Vernon Electric was able to piggyback on a project by La Crosse-based Dairyland Power Cooperative, which serves the Westby utility and built a 500-kilowatt array that should provide enough power for about 60 homes.

The developer, Colorado-based Clean Energy Collective, took advantage of federal tax credits, and the co-op kicked in a $71 rebate to bring the cost for members down to an even $600 per 305-watt panel — or about $2 per watt.

The panels are under warranty for 25 years but will likely last for 50, Maxwell said.

Panels were available to members of the co-op, who could purchase only as many as would offset their power use.

Members own their panels, though the co-op takes care of maintenance. Computer software tracks the electricity fed into the grid and calculates the credits.

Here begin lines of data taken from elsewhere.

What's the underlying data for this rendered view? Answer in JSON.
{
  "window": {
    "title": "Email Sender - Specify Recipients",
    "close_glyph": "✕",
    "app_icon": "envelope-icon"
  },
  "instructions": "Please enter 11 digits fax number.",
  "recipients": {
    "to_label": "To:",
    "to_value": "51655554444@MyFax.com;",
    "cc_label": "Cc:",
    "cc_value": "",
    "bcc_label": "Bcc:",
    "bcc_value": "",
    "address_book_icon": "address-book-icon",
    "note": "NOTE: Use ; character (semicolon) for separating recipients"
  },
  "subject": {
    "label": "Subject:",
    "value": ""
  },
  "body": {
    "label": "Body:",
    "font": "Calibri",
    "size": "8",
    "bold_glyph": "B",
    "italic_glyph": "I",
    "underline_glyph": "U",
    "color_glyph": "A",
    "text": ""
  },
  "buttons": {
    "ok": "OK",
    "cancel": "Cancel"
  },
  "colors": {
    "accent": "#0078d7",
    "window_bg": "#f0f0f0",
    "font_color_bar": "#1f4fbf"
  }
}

They can keep their panels so long as they live in the co-op service area, and panels can be bought and sold among members.

Richard Case wanted to get in on the action but the panels sold out in only two weeks.

Case said it would be impractical to install panels at his Ontario farm, which is tucked in a valley, but he’d like to be part of the move away from fossil fuels.

“This is the future,” he said.

Clean Energy founder Paul Spencer acknowledged that coal remains the cheapest fuel per kilowatt hour, but solar is becoming increasingly economical as equipment costs have fallen by half in just the last five years.

Today’s panels produce about 30 percent more electricity than they did then.

U.S. solar installation in the past two years has outpaced the previous three decades, according to the Solar Energy Industries Association. In 2013 alone, the nation added 4.7 gigawatts, more than 60 percent of the existing capacity.

As volume increases, Spencer said, prices will become even more competitive.

Unlike coal plants, there’s no ongoing fuel costs for solar farms. And unlike wind, which tends to die on the hot summer afternoons, solar panels perform best when demand is highest.

Zeke Skarlupka and his wife, Kelly, purchased 20 panels, which they expect will cover all their electricity use once they convert to a natural gas water heater.

Living in Genoa, home to one of Dairyland’s two coal-fired plants, Skarlupka is well aware of where his electricity comes from.